A tight Multnomah County budget and moves by its board to trim it could cost the Regional Arts & Culture Council $300,000, crippling its support of arts organizations, RACC declared in an email blast sent out late Wednesday morning, June 4.
“We are writing to you with urgency: two proposed amendments (#10 and #11) to Multnomah County’s FY25 budget as currently written would eliminate $300,000 in general funding support for your Regional Arts & Culture Council (RACC),” the email reads.
“These dollars matter. This core funding fuels community-based, arts and culture programming and career development throughout Multnomah County.”
The email put out an urgent plea for immediate community support.
“Put simply: Continued County support for RACC is essential to supporting the arts and culture sector, which is an economic engine and a critical source of community well-being,” the email continues. “The County’s $300,000 investment yields outsized returns — returns that cannot be replaced if these funds are cut.”
RACC’s email calls for a couple of public actions:
1. “Email your County Commissioner TODAY and tell them to vote NO on cutting funding to RACC as part of Amendments #10 and #11 to protect arts and culture in Multnomah County. Don’t know who your Commissioner is? Find your district here. Want to know who’s on the Board? Meet the Commissioners.“
2. “Submit written testimony or sign up to speak. Your voice is important. Testify and share how RACC has impacted you or your community. Use this form to submit a comment or sign up to testify (in person or virtually).”
The Regional Arts & Cultural Council supports arts activities in Multnomah, Clackamas, and Washington counties and is funded primarily by those counties’ boards as well as cities including Portland, which has radically slashed the amount of money it allocates to RACC.

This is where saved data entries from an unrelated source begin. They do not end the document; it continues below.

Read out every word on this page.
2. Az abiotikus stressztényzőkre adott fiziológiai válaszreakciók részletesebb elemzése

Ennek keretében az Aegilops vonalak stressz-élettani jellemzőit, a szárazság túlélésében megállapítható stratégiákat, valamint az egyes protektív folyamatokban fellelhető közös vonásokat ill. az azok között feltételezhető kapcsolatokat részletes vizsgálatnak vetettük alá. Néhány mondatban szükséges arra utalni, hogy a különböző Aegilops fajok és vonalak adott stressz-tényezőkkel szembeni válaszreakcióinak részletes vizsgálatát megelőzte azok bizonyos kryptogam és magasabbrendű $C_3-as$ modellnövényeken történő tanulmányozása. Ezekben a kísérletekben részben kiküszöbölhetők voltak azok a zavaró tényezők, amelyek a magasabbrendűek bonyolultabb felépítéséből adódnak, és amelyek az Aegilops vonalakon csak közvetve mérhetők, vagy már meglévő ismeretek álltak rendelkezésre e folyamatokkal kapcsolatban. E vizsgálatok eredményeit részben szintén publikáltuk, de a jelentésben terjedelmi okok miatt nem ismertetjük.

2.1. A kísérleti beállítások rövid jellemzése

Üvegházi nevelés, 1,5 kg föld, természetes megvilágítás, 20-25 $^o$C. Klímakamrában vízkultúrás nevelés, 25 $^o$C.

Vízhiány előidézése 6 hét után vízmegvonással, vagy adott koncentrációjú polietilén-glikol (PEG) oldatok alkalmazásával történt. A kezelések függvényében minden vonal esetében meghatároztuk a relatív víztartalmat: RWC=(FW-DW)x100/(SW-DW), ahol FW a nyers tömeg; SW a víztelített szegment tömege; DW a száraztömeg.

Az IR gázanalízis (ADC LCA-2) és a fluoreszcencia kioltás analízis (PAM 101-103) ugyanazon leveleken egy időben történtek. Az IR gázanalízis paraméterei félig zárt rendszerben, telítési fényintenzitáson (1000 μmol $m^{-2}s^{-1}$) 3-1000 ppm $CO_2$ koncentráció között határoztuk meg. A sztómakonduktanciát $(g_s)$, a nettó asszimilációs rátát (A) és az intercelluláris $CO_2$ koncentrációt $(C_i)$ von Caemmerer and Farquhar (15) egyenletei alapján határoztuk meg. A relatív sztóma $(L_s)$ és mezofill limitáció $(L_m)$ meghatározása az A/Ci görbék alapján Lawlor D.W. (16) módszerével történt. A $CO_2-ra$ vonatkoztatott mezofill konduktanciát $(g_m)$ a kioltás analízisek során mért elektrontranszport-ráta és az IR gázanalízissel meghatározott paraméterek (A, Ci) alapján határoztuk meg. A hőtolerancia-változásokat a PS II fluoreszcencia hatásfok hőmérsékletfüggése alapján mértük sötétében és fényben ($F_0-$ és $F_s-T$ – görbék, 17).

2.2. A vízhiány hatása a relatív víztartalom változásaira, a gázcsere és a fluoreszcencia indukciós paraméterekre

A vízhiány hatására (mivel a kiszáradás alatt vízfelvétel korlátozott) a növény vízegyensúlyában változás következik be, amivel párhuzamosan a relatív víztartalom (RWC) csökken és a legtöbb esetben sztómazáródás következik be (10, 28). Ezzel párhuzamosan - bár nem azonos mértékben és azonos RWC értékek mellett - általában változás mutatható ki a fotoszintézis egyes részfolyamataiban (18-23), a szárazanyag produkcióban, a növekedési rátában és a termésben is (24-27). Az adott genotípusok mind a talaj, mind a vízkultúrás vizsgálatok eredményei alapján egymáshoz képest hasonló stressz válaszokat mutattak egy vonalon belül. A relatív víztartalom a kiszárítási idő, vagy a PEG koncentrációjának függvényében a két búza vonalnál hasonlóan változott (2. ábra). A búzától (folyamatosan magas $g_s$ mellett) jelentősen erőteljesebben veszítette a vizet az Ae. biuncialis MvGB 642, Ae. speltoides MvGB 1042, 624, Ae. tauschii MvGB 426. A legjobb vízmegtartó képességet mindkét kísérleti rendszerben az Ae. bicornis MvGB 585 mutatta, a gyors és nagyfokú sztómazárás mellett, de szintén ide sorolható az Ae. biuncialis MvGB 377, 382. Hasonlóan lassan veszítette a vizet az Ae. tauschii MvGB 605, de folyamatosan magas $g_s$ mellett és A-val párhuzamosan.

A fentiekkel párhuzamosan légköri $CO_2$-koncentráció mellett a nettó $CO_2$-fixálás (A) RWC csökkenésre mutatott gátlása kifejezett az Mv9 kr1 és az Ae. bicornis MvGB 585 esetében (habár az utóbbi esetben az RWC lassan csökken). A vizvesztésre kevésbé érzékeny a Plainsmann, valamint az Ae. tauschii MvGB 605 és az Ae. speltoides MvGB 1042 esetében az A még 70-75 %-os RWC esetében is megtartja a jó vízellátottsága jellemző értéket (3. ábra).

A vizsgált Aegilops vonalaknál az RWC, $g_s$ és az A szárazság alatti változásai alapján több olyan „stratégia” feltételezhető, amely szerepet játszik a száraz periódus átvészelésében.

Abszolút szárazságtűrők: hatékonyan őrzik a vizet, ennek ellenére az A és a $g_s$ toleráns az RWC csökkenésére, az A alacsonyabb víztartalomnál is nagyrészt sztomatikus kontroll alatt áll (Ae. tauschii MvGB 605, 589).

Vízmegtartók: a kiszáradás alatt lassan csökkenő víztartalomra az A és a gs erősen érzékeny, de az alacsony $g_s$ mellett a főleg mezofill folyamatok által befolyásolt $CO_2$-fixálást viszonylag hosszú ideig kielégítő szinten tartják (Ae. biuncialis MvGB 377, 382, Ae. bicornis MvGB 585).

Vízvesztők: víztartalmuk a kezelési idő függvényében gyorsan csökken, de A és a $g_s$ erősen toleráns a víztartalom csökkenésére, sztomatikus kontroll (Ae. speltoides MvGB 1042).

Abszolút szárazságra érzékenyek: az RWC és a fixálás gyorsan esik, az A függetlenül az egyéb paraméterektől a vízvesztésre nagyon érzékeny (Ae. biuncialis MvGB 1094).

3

In 2023 Portland, which had been RACC’s major funder, withdrew its support and set up its own City Arts Program. In fiscal year 2022-23 the city had paid $7.4 million of RACC’s $10.6 million budget, with most of that city money flowing back in the form of grants to Portland-based arts groups.
Some of the city money has since come back to RACC in the form of smaller grants which the regional agency in turn uses to disseminate small grants to a variety of arts groups. RACC’s current budget — a little more than half what it had been — is $5.4 million, which includes $1.3 million earmarked for grant awards to other organizations. Multnomah County’s slashing of another $300,000 would further reduce RACC’s ability to financially support the region’s arts and cultural sector.
In mid-May RACC announced that Patricia Rojas, most recently leader of strategic housing initiatives for the greater Portland area’s Metro Regional Government, will take over as its new executive director, effective Aug. 1.